Гордон улегся на бок и натянул на себя одеяло и старый плащ. Спрятав лицо в складках куфии, он ответил:
— Если в течение ближайших сорока восьми часов вы меня увидите на этой дороге с каким бы то ни было флагом, — стреляйте, генерал! Ради всего святого, стреляйте! Я не поеду к Хамиду и не изменю своего решения. Если я покажусь на этой дороге, значит, я решил закончить дело по-своему, а не по-вашему.
— Что ж, посмотрим, — терпеливо сказал генерал и, плотней запахнув свою меховую куртку, приготовился ждать зари, чтобы под ее эскортом вернуться на осажденные промыслы.
ГЛАВА ДВАДЦАТЬ ДЕВЯТАЯ
На следующий день явился Смит, весь проникнутый технической, деловой атмосферой войны: он ездил осматривать неприятельские аванпосты. От автомобильных очков глаза у него были обведены потными кругами, и когда, отворив узкую дверцу броневика, он тяжело соскочил на землю, то сразу же стал отплевываться комками налипшей на губах грязи. Гордон, разморенный полуденным зноем, не встал ему навстречу, но в это время из броневика раздался голос, с характерным бахразским акцентом спрашивавший: «Где же он, этот араб, этот властелин пустыни?» Услышав этот голос, Гордон мгновенно вскочил на ноги с радостным криком: — Зейн! О Зейн!

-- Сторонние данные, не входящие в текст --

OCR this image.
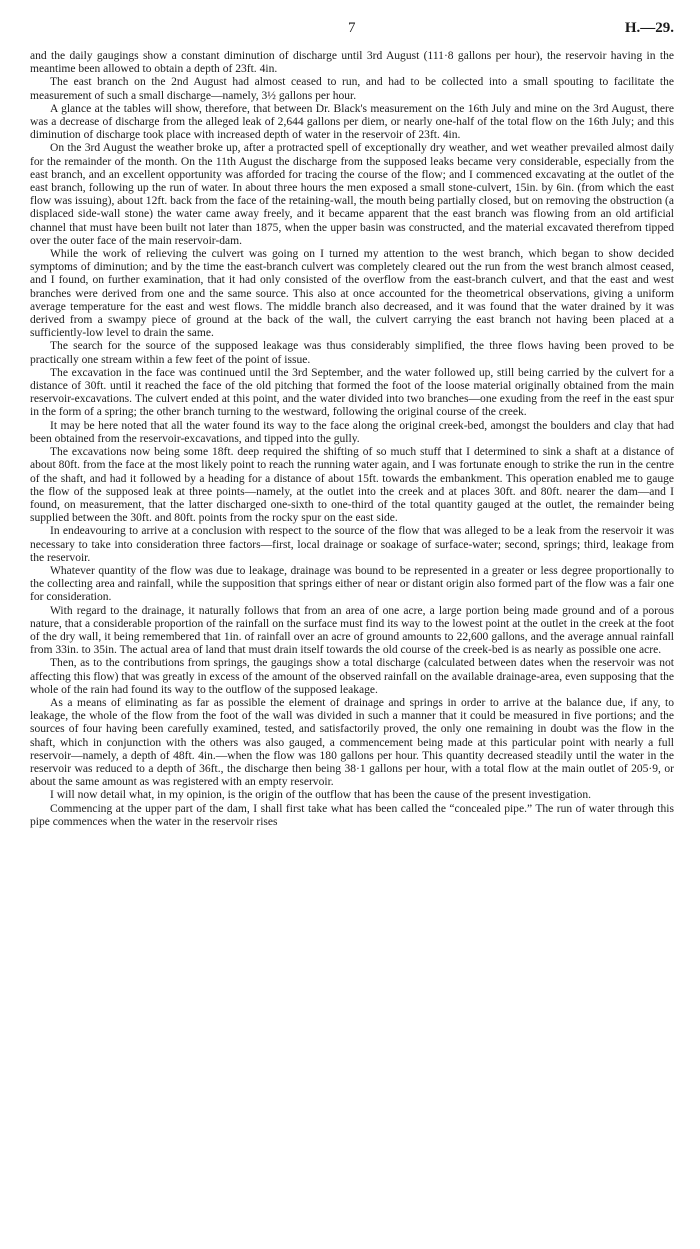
7	H.—29.

and the daily gaugings show a constant diminution of discharge until 3rd August (111·8 gallons per hour), the reservoir having in the meantime been allowed to obtain a depth of 23ft. 4in.

The east branch on the 2nd August had almost ceased to run, and had to be collected into a small spouting to facilitate the measurement of such a small discharge—namely, 3½ gallons per hour.

A glance at the tables will show, therefore, that between Dr. Black's measurement on the 16th July and mine on the 3rd August, there was a decrease of discharge from the alleged leak of 2,644 gallons per diem, or nearly one-half of the total flow on the 16th July; and this diminution of discharge took place with increased depth of water in the reservoir of 23ft. 4in.

On the 3rd August the weather broke up, after a protracted spell of exceptionally dry weather, and wet weather prevailed almost daily for the remainder of the month. On the 11th August the discharge from the supposed leaks became very considerable, especially from the east branch, and an excellent opportunity was afforded for tracing the course of the flow; and I commenced excavating at the outlet of the east branch, following up the run of water. In about three hours the men exposed a small stone-culvert, 15in. by 6in. (from which the east flow was issuing), about 12ft. back from the face of the retaining-wall, the mouth being partially closed, but on removing the obstruction (a displaced side-wall stone) the water came away freely, and it became apparent that the east branch was flowing from an old artificial channel that must have been built not later than 1875, when the upper basin was constructed, and the material excavated therefrom tipped over the outer face of the main reservoir-dam.

While the work of relieving the culvert was going on I turned my attention to the west branch, which began to show decided symptoms of diminution; and by the time the east-branch culvert was completely cleared out the run from the west branch almost ceased, and I found, on further examination, that it had only consisted of the overflow from the east-branch culvert, and that the east and west branches were derived from one and the same source. This also at once accounted for the theometrical observations, giving a uniform average temperature for the east and west flows. The middle branch also decreased, and it was found that the water drained by it was derived from a swampy piece of ground at the back of the wall, the culvert carrying the east branch not having been placed at a sufficiently-low level to drain the same.

The search for the source of the supposed leakage was thus considerably simplified, the three flows having been proved to be practically one stream within a few feet of the point of issue.

The excavation in the face was continued until the 3rd September, and the water followed up, still being carried by the culvert for a distance of 30ft. until it reached the face of the old pitching that formed the foot of the loose material originally obtained from the main reservoir-excavations. The culvert ended at this point, and the water divided into two branches—one exuding from the reef in the east spur in the form of a spring; the other branch turning to the westward, following the original course of the creek.

It may be here noted that all the water found its way to the face along the original creek-bed, amongst the boulders and clay that had been obtained from the reservoir-excavations, and tipped into the gully.

The excavations now being some 18ft. deep required the shifting of so much stuff that I determined to sink a shaft at a distance of about 80ft. from the face at the most likely point to reach the running water again, and I was fortunate enough to strike the run in the centre of the shaft, and had it followed by a heading for a distance of about 15ft. towards the embankment. This operation enabled me to gauge the flow of the supposed leak at three points—namely, at the outlet into the creek and at places 30ft. and 80ft. nearer the dam—and I found, on measurement, that the latter discharged one-sixth to one-third of the total quantity gauged at the outlet, the remainder being supplied between the 30ft. and 80ft. points from the rocky spur on the east side.

In endeavouring to arrive at a conclusion with respect to the source of the flow that was alleged to be a leak from the reservoir it was necessary to take into consideration three factors—first, local drainage or soakage of surface-water; second, springs; third, leakage from the reservoir.

Whatever quantity of the flow was due to leakage, drainage was bound to be represented in a greater or less degree proportionally to the collecting area and rainfall, while the supposition that springs either of near or distant origin also formed part of the flow was a fair one for consideration.

With regard to the drainage, it naturally follows that from an area of one acre, a large portion being made ground and of a porous nature, that a considerable proportion of the rainfall on the surface must find its way to the lowest point at the outlet in the creek at the foot of the dry wall, it being remembered that 1in. of rainfall over an acre of ground amounts to 22,600 gallons, and the average annual rainfall from 33in. to 35in. The actual area of land that must drain itself towards the old course of the creek-bed is as nearly as possible one acre.

Then, as to the contributions from springs, the gaugings show a total discharge (calculated between dates when the reservoir was not affecting this flow) that was greatly in excess of the amount of the observed rainfall on the available drainage-area, even supposing that the whole of the rain had found its way to the outflow of the supposed leakage.

As a means of eliminating as far as possible the element of drainage and springs in order to arrive at the balance due, if any, to leakage, the whole of the flow from the foot of the wall was divided in such a manner that it could be measured in five portions; and the sources of four having been carefully examined, tested, and satisfactorily proved, the only one remaining in doubt was the flow in the shaft, which in conjunction with the others was also gauged, a commencement being made at this particular point with nearly a full reservoir—namely, a depth of 48ft. 4in.—when the flow was 180 gallons per hour. This quantity decreased steadily until the water in the reservoir was reduced to a depth of 36ft., the discharge then being 38·1 gallons per hour, with a total flow at the main outlet of 205·9, or about the same amount as was registered with an empty reservoir.

I will now detail what, in my opinion, is the origin of the outflow that has been the cause of the present investigation.

Commencing at the upper part of the dam, I shall first take what has been called the “concealed pipe.” The run of water through this pipe commences when the water in the reservoir rises
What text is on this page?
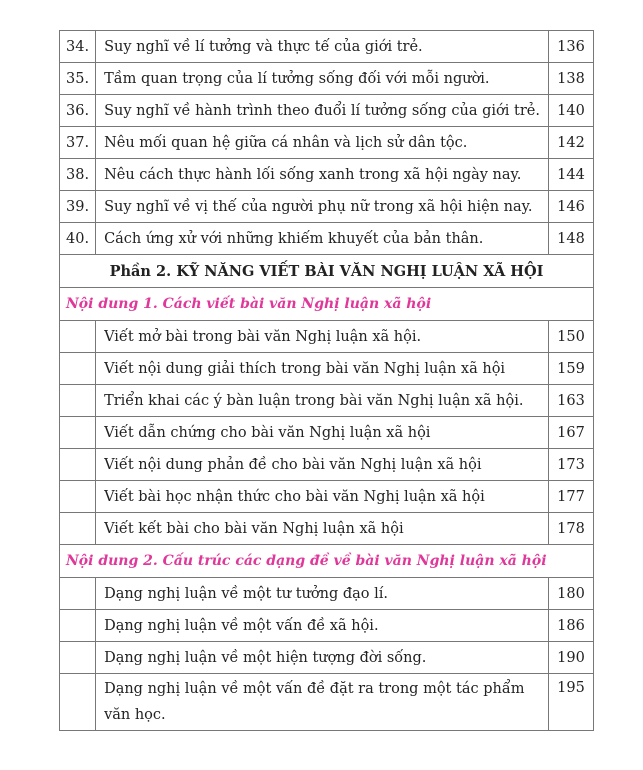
34.	Suy nghĩ về lí tưởng và thực tế của giới trẻ.	136
35.	Tầm quan trọng của lí tưởng sống đối với mỗi người.	138
36.	Suy nghĩ về hành trình theo đuổi lí tưởng sống của giới trẻ.	140
37.	Nêu mối quan hệ giữa cá nhân và lịch sử dân tộc.	142
38.	Nêu cách thực hành lối sống xanh trong xã hội ngày nay.	144
39.	Suy nghĩ về vị thế của người phụ nữ trong xã hội hiện nay.	146
40.	Cách ứng xử với những khiếm khuyết của bản thân.	148
Phần 2. KỸ NĂNG VIẾT BÀI VĂN NGHỊ LUẬN XÃ HỘI		
Nội dung 1. Cách viết bài văn Nghị luận xã hội		
	Viết mở bài trong bài văn Nghị luận xã hội.	150
	Viết nội dung giải thích trong bài văn Nghị luận xã hội	159
	Triển khai các ý bàn luận trong bài văn Nghị luận xã hội.	163
	Viết dẫn chứng cho bài văn Nghị luận xã hội	167
	Viết nội dung phản đề cho bài văn Nghị luận xã hội	173
	Viết bài học nhận thức cho bài văn Nghị luận xã hội	177
	Viết kết bài cho bài văn Nghị luận xã hội	178
Nội dung 2. Cấu trúc các dạng đề về bài văn Nghị luận xã hội		
	Dạng nghị luận về một tư tưởng đạo lí.	180
	Dạng nghị luận về một vấn đề xã hội.	186
	Dạng nghị luận về một hiện tượng đời sống.	190
	Dạng nghị luận về một vấn đề đặt ra trong một tác phẩm văn học.	195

Они крепко обнялись, такие похожие и в то же время разные (один — беспокойное воплощение Запада, другой — типичный семит, жилистый и выносливый). Но в следующую минуту Гордон заплясал на месте, потому что раскаленный песок жег его босые ноги. Оглядываясь в поисках тени, он приговаривал: — Ах ты, боже мой! Что понадобилось здесь полководцу народной армии? Почему ты не воюешь где-нибудь в городе, не занимаешь с боями фабрики и почтовые конторы? Ха-ха-ха! Привет, привет тебе!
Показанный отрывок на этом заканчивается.